The weedkiller is called dicamba. It can be sprayed on soybeans and cotton that have been genetically modified to tolerate it. But not all farmers plant those new seeds. And across the Midwest, farmers that don’t use the herbicide are blaming their dicamba-spraying neighbors for widespread damage to their crops — and increasingly, to wild vegetation.
The issue has driven a wedge through farming communities in the Midwest, straining friendships and turning neighbors into adversaries.
Monsanto turned to dicamba because many weeds have evolved resistance to the company’s earlier weed-killing weapon of choice, glyphosate, also known as Roundup.

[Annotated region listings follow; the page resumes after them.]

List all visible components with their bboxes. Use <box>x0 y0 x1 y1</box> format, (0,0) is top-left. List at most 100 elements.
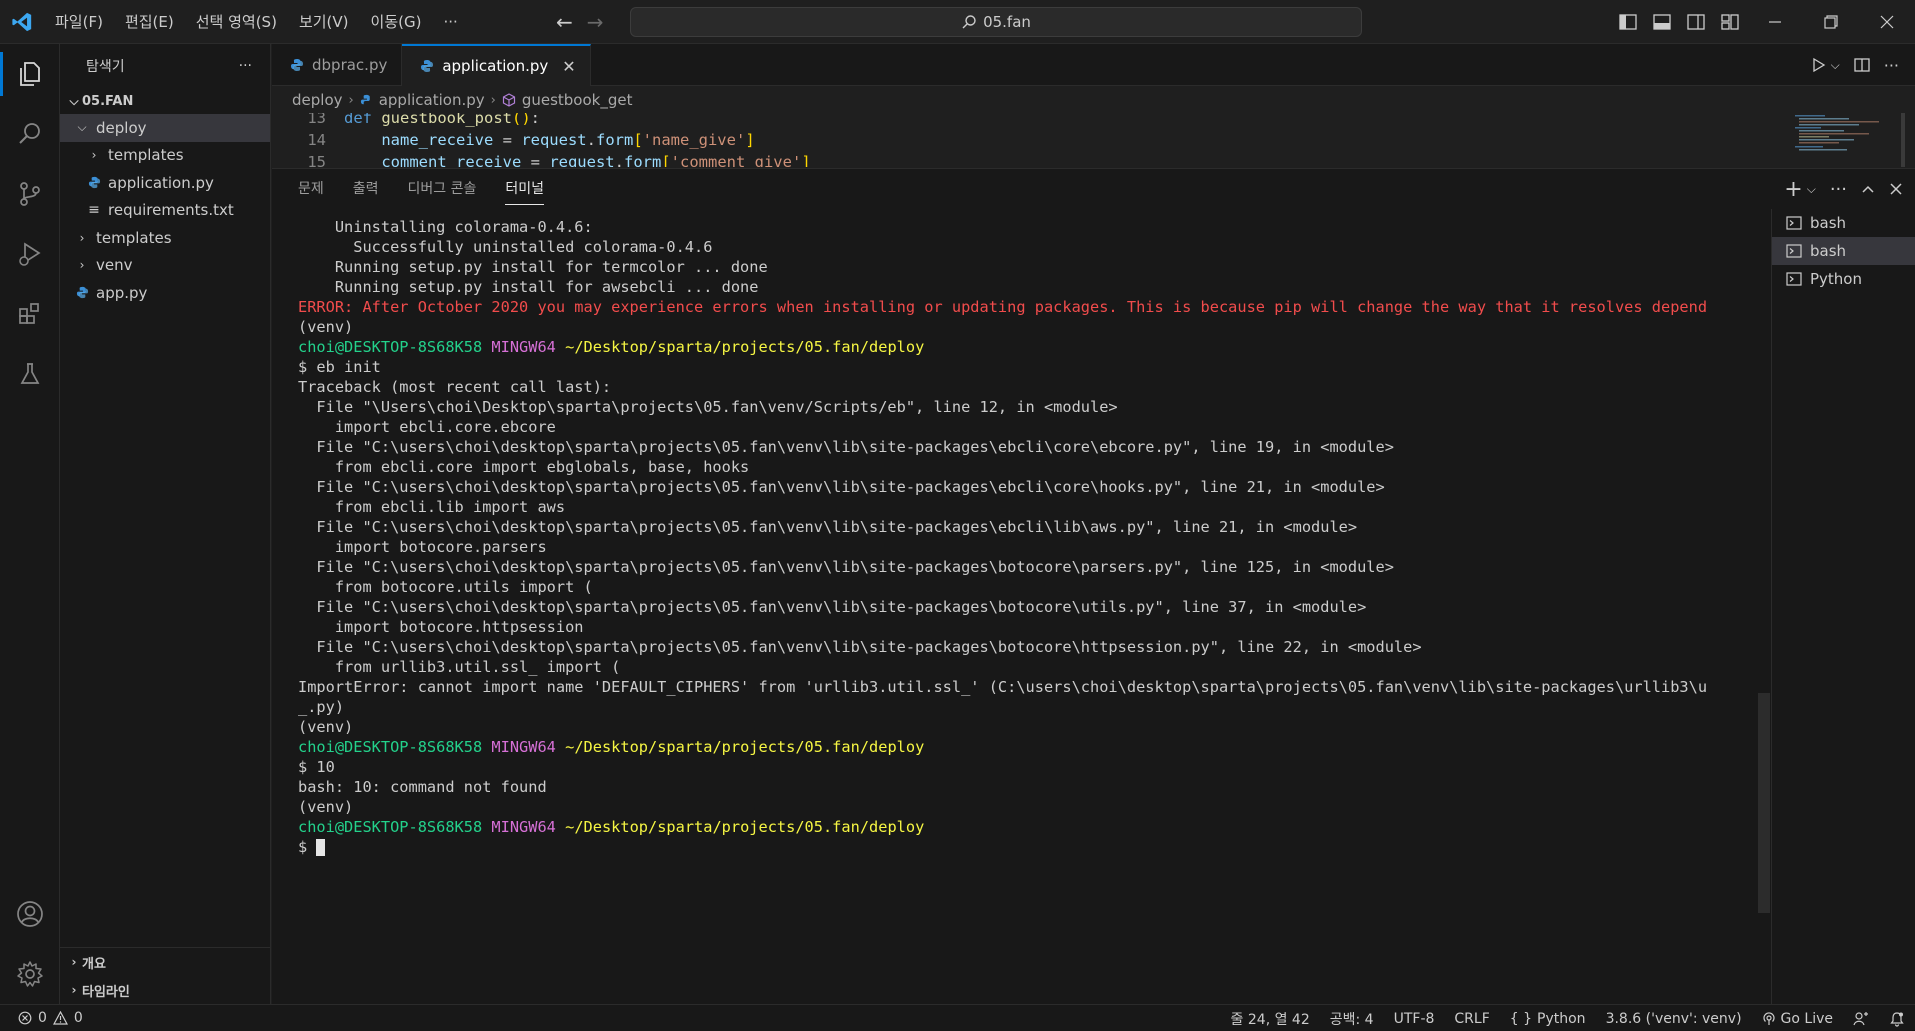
status-problems[interactable]: 0 0 <box>0 1010 83 1026</box>
run-debug-icon[interactable] <box>0 224 60 284</box>
tab-output[interactable]: 출력 <box>353 169 394 209</box>
menu-selection[interactable]: 선택 영역(S) <box>185 0 288 44</box>
accounts-icon[interactable] <box>0 884 60 944</box>
minimap[interactable] <box>1795 113 1905 167</box>
breadcrumb-symbol[interactable]: guestbook_get <box>522 91 633 109</box>
code-editor[interactable]: 13 def guestbook_post(): 14 name_receive… <box>272 113 1915 167</box>
outline-section[interactable]: › 개요 <box>60 948 271 976</box>
split-editor-icon[interactable] <box>1854 57 1870 73</box>
tree-item-app-py[interactable]: app.py <box>60 279 270 307</box>
search-view-icon[interactable] <box>0 104 60 164</box>
toggle-sidebar-icon[interactable] <box>1611 0 1645 44</box>
cursor-position[interactable]: 줄 24, 열 42 <box>1231 1009 1310 1029</box>
language-mode[interactable]: { } Python <box>1510 1011 1586 1027</box>
vscode-logo-icon[interactable] <box>0 0 44 44</box>
close-window-button[interactable] <box>1859 0 1915 44</box>
encoding[interactable]: UTF-8 <box>1394 1011 1435 1027</box>
go-live-button[interactable]: Go Live <box>1762 1011 1833 1027</box>
tab-application[interactable]: application.py ✕ <box>402 44 591 86</box>
prompt-host: MINGW64 <box>491 738 556 756</box>
minimize-button[interactable] <box>1747 0 1803 44</box>
back-arrow-icon[interactable]: ← <box>556 10 573 34</box>
settings-gear-icon[interactable] <box>0 944 60 1004</box>
error-icon <box>18 1011 32 1025</box>
panel-more-icon[interactable]: ··· <box>1830 179 1847 200</box>
run-dropdown-chevron-icon[interactable]: ⌵ <box>1831 58 1840 73</box>
menu-go[interactable]: 이동(G) <box>360 0 433 44</box>
chevron-right-icon: › <box>79 230 85 245</box>
terminal-line: (venv) <box>298 318 354 336</box>
terminal-prompt: choi@DESKTOP-8S68K58 MINGW64 ~/Desktop/s… <box>298 737 1708 757</box>
panel-tabs: 문제 출력 디버그 콘솔 터미널 <box>272 169 1915 209</box>
notifications-bell-icon[interactable] <box>1889 1011 1905 1027</box>
terminal-instance-bash[interactable]: bash <box>1772 209 1915 237</box>
tree-item-templates[interactable]: › templates <box>60 142 270 170</box>
tree-item-application-py[interactable]: application.py <box>60 169 270 197</box>
maximize-panel-chevron-up-icon[interactable] <box>1861 182 1875 196</box>
timeline-label: 타임라인 <box>82 984 130 1000</box>
end-of-line[interactable]: CRLF <box>1454 1011 1489 1027</box>
tree-item-deploy[interactable]: ⌵ deploy <box>60 114 270 142</box>
indentation[interactable]: 공백: 4 <box>1330 1009 1374 1029</box>
warning-count: 0 <box>73 1010 83 1026</box>
terminal-error-line: ERROR: After October 2020 you may experi… <box>298 298 1708 316</box>
terminal-line: Running setup.py install for awsebcli ..… <box>298 278 759 296</box>
terminal-instance-python[interactable]: Python <box>1772 265 1915 293</box>
menu-file[interactable]: 파일(F) <box>44 0 114 44</box>
more-actions-icon[interactable]: ··· <box>1884 56 1899 75</box>
terminal-instance-bash[interactable]: bash <box>1772 237 1915 265</box>
source-control-icon[interactable] <box>0 164 60 224</box>
tab-debug-console[interactable]: 디버그 콘솔 <box>408 169 492 209</box>
terminal-line: from urllib3.util.ssl_ import ( <box>298 658 621 676</box>
terminal-prompt: choi@DESKTOP-8S68K58 MINGW64 ~/Desktop/s… <box>298 337 1708 357</box>
terminal-scrollbar[interactable] <box>1758 693 1770 913</box>
terminal-line: Running setup.py install for termcolor .… <box>298 258 768 276</box>
accounts-feedback-icon[interactable] <box>1853 1011 1869 1027</box>
customize-layout-icon[interactable] <box>1713 0 1747 44</box>
forward-arrow-icon[interactable]: → <box>587 10 604 34</box>
toggle-panel-icon[interactable] <box>1645 0 1679 44</box>
workspace-root[interactable]: ⌵ 05.FAN <box>60 88 270 114</box>
tab-problems[interactable]: 문제 <box>298 169 339 209</box>
tab-dbprac[interactable]: dbprac.py <box>272 44 403 86</box>
tree-item-label: templates <box>96 228 172 247</box>
tab-terminal[interactable]: 터미널 <box>505 169 559 209</box>
close-panel-icon[interactable] <box>1889 182 1903 196</box>
chevron-right-icon: › <box>91 148 97 163</box>
line-number: 13 <box>307 113 326 127</box>
testing-flask-icon[interactable] <box>0 344 60 404</box>
warning-icon <box>52 1011 68 1025</box>
tree-item-requirements-txt[interactable]: ≡ requirements.txt <box>60 197 270 225</box>
new-terminal-plus-icon[interactable]: + <box>1784 177 1802 202</box>
command-center-search[interactable]: 05.fan <box>630 7 1362 37</box>
menu-view[interactable]: 보기(V) <box>288 0 360 44</box>
explorer-icon[interactable] <box>0 44 60 104</box>
tree-item-venv[interactable]: › venv <box>60 252 270 280</box>
breadcrumb-file[interactable]: application.py <box>379 91 485 109</box>
code-line: 14 name_receive = request.form['name_giv… <box>272 129 754 151</box>
run-python-file-icon[interactable] <box>1811 57 1827 73</box>
terminal-line: (venv) <box>298 798 354 816</box>
chevron-down-icon: ⌵ <box>69 93 79 108</box>
explorer-sidebar: 탐색기 ··· ⌵ 05.FAN ⌵ deploy › templates applic… <box>60 44 271 1004</box>
restore-button[interactable] <box>1803 0 1859 44</box>
timeline-section[interactable]: › 타임라인 <box>60 976 271 1004</box>
terminal-line: Successfully uninstalled colorama-0.4.6 <box>298 238 713 256</box>
toggle-secondary-sidebar-icon[interactable] <box>1679 0 1713 44</box>
terminal-profile-chevron-icon[interactable]: ⌵ <box>1807 182 1816 197</box>
terminal-instance-label: bash <box>1810 242 1847 260</box>
extensions-icon[interactable] <box>0 284 60 344</box>
python-interpreter[interactable]: 3.8.6 ('venv': venv) <box>1606 1011 1742 1027</box>
terminal-output[interactable]: Uninstalling colorama-0.4.6: Successfull… <box>298 217 1708 997</box>
terminal-line: Traceback (most recent call last): <box>298 378 612 396</box>
menu-edit[interactable]: 편집(E) <box>114 0 185 44</box>
tree-item-templates[interactable]: › templates <box>60 224 270 252</box>
bottom-panel: 문제 출력 디버그 콘솔 터미널 + ⌵ ··· Uninstalling co… <box>272 168 1915 1005</box>
breadcrumb-folder[interactable]: deploy <box>292 91 343 109</box>
close-tab-icon[interactable]: ✕ <box>562 57 575 76</box>
explorer-more-icon[interactable]: ··· <box>239 58 252 74</box>
go-live-label: Go Live <box>1780 1010 1833 1027</box>
menu-more[interactable]: ··· <box>432 0 468 44</box>
terminal-line: bash: 10: command not found <box>298 778 547 796</box>
terminal-icon <box>1786 244 1802 258</box>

Increasingly, Roundup no longer gets rid of farmers’ most troublesome weeds.
Dicamba is an old herbicide, but it’s now being used much more widely, in combination with a new generation of genetically modified, dicamba-tolerant crops. It’s also being widely used, for the first time, in the heat of summer, which makes the herbicide more prone to “volatilizing” — turning into a vapor and drifting in unpredictable directions.
This was the first year that farmers were allowed to spray it on soybean and cotton fields. (Some farmers did use dicamba illegally last year, provoking disputes between farmers that in one case, led to murder.) Many farmers embraced the new tool. But it quickly turned controversial: Farmers couldn’t seem to keep dicamba confined to their own fields.
The problem was worst in Arkansas, where almost 1,000 farmers filed formal complaints of damage caused by drifting dicamba. But the rogue weedkiller has hit fields across soybean-growing areas from Mississippi to Minnesota.
According to estimates compiled by weed scientist Kevin Bradley at the University of Missouri, at least 3 million acres of crops have seen some injury. Most are soybeans that aren’t resistant to dicamba, but vegetable crops like watermelons, fruit trees and wild vegetation have been injured as well. The dicamba vapors didn’t typically kill the plants but left behind curled leaves and sometimes stunted plants.
“There is no precedent for what we’ve seen this year,” says Bob Scott, a weed specialist with the University of Arkansas.